GOD'S BIOMETRIC DATA
Zu den Arbeiten von Erik Andersen
In der Ausstellung God’s Biometric Data setzt Erik Andersen die Arbeit an seinem zentralen Thema fort: die Repräsentation des menschlichen Körpers und Daseins. Die zwei skulpturalen Installationen beschäftigen sich mit dem menschlichen Drang, die Existenz beständig zu hinterfragen, und der Suche nach gesichertem Wissen. Von diesem Startpunkt aus setzt Andersen geometrische Grundformen, verknüpft und wiederholt diese und schafft so Zitate an die Heilige Geometrie und disponiert so das fluide und diffuse Konzept, das wir von uns selbst und dem Göttlichen haben.
Die erste Installation ist eine große Harzstruktur in der Form eines Quadrates, das so von der Wand abgezogen wurde, sodass es wie ein geöffneter Buchdeckel anmutet.
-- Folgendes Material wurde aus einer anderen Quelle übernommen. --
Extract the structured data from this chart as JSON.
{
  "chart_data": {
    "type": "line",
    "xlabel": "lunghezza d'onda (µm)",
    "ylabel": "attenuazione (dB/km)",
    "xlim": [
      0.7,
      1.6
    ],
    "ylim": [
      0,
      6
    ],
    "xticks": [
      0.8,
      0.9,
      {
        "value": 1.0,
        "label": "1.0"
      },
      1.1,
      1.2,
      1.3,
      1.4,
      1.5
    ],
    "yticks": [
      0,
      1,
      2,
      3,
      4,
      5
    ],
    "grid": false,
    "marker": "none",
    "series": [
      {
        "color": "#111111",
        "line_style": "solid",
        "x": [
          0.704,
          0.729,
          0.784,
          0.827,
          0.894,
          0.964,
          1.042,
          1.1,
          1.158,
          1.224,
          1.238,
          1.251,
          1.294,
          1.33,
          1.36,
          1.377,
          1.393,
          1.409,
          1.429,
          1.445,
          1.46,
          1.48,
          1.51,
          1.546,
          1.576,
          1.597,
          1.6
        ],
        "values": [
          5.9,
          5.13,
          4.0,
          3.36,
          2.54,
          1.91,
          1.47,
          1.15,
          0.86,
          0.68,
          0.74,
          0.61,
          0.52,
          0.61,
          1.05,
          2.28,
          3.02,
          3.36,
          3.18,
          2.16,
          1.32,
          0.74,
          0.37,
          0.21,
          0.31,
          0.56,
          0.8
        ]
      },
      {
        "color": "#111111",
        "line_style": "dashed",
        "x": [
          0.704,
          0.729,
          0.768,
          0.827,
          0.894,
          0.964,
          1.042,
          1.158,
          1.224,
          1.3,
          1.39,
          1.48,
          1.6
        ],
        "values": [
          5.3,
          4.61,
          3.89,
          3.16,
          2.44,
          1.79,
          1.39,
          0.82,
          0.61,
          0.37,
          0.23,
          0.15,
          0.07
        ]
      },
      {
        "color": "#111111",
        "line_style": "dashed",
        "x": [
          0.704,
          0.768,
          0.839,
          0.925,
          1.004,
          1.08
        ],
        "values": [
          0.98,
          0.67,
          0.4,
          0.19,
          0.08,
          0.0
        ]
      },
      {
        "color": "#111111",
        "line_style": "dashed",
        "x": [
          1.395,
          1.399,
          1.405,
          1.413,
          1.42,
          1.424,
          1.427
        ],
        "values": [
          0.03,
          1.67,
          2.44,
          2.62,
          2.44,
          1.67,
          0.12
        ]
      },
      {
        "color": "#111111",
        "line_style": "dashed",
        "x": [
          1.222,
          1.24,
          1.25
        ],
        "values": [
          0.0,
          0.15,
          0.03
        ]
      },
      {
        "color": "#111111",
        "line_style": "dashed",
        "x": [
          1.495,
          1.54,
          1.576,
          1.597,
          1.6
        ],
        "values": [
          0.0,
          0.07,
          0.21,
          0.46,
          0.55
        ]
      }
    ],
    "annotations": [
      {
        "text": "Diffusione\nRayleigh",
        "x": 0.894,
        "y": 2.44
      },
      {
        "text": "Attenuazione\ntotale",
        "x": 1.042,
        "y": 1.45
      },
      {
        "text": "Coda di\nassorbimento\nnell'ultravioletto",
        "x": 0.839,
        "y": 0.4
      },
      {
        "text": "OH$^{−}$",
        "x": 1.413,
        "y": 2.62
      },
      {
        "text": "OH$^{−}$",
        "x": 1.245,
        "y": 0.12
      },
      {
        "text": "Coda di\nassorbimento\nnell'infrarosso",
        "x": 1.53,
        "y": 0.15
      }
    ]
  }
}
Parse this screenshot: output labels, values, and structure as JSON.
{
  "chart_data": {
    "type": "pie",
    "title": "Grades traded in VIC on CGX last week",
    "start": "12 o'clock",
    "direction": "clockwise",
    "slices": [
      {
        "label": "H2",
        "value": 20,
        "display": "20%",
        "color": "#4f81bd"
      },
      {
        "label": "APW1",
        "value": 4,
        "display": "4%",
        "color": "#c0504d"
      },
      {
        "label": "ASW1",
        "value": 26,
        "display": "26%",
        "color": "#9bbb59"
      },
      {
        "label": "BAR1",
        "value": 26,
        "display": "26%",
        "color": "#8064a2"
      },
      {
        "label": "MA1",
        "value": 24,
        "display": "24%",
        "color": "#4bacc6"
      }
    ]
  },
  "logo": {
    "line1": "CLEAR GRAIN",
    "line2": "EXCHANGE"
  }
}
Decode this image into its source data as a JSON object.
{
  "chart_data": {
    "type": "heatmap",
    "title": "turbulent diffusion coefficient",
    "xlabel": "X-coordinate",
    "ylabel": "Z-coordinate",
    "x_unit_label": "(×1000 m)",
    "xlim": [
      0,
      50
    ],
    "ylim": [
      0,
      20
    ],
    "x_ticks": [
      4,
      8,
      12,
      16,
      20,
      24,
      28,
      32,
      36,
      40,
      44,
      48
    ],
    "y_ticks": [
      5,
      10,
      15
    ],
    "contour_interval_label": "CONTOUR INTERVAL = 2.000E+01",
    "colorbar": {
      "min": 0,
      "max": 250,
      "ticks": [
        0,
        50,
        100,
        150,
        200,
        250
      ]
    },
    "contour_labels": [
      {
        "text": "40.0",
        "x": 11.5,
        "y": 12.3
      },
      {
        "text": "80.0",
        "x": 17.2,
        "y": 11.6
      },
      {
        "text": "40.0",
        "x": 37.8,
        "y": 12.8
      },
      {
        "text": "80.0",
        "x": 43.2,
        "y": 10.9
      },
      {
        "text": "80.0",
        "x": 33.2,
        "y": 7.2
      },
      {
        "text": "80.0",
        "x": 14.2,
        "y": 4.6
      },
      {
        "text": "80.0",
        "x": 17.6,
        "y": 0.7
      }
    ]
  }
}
Dabei wird die Struktur von einem dagegen stützenden Metallprofil augenscheinlich stabilisiert. Auf der innenseitigen Oberfläche zeigt sich die Reflektion einer himmelsähnlichen Malerei, die auch auf der Wand zu finden ist, von der es abgezogen wurde. Auf diese Art entlarvt Andersen die Illusion des Naturphänomens auf der zweidimensionalen Fläche als solches, indem er dessen Konstruiertheit und Unfähigkeit für sich allein stehen zu können, offenbart. Es handelt sich lediglich um den Versuch sich ein Bild von der Welt zu machen, nicht um die Welt selbst. Obwohl das Bild dem ähnelt, was es versucht abzubilden, braucht es noch immer seinen Signifikanten, um signifikant zu sein: So stellt sich die Frage, wie glaubwürdig die Beweise eigentlich sind, auf die sich unser Wissen stützt.
Das Metallprofil, das gegen das Quadrat lehnt, formt ein Dreieck mit dessen Oberfläche und dem Boden. Das Dreieck, so wie man es Dreieckengemeinhin zuschreibt, entfaltet hier seine stabilisierende Kraft. Betrachter werden hier mit einer dreidimensionalen Installation konfrontiert und finden zweidimensionale Abbilder. Sie betrachten ein Quadrat und finden Dreiecke: Besonders von einer speziellen Perspektive, aus der das dünne Quadrat zur perfekten Symmetrieachse eines gleichschenkligen Dreiecks wird und es dort in weitere rechtwinklige Triangel spaltet.
Als Teil der zweiten Installation manifestiert sich ein drittes Element der Heiligen Geometrie in einem großflächigen Relief: der Kreis auf dem Quadrat – in der jüdischen Kabbala ein Zeichen für das Göttliche im Irdischen - ist in massives Epoxidharz auf der Vorderseite gezeichnet. Sein äußerer Grat wirkt dabei, als wäre die Zeichnung mit einem gigantischen Daumen vorgenommen worden. Die tragende Bodenkonstruktion definiert den Abstand zur Wand und eröffnet einen weiteren Pfad durch den Raum, der es ermöglicht, die Skulptur zu begehen, ohne sie zu betreten. Durch diese Konstruktion, die sich auf beiden Seiten als Rahmen am Boden erstreckt, erhalten Betrachter auch die Möglichkeit einen Blick auf die blanke, an gewelltes Papier erinnernde Rückseite der Skulptur zu werfen.
Die übereinander geschichteten und sich so gegenseitig verschleiernden Geometrien in der Ausstellung spiegeln unsere Tendenz dazu wieder, die wenigen gegebenen Informationen – bruchstückhafte, nebulöse Visionen vom Ganzen – zu etwas Gesichertem, Unleugbarem und Unwiderlegbarem zusammenfügen. Dieser Prozess der Wissens- und Gewissheitsbildung wird durch das wiederholte Nutzen von Fläche und dem Spiel von zweidimensionaler Ebene und dreidimensionalem Raum doppelt sichtbar und hebt dabei gleichzeitig auf die alltägliche Verwendung der Oberflächen unserer technischen Geräte ab. In nahezu jeder technologischen Neuerung, die unser Leben einfacher zu machen scheint, wirken verstörende und intransparente Mechaniken im Inneren, die nur für die Wenigsten überhaupt greifbar werden. Auf diese Weise verknüpft Andersen die Intransparenz von Technologie mit der Undurchsichtigkeit des menschlichen Daseins und zieht dabei eine prekäre Linie zwischen unendlicher Wiederholung und Bedeutungslosigkeit.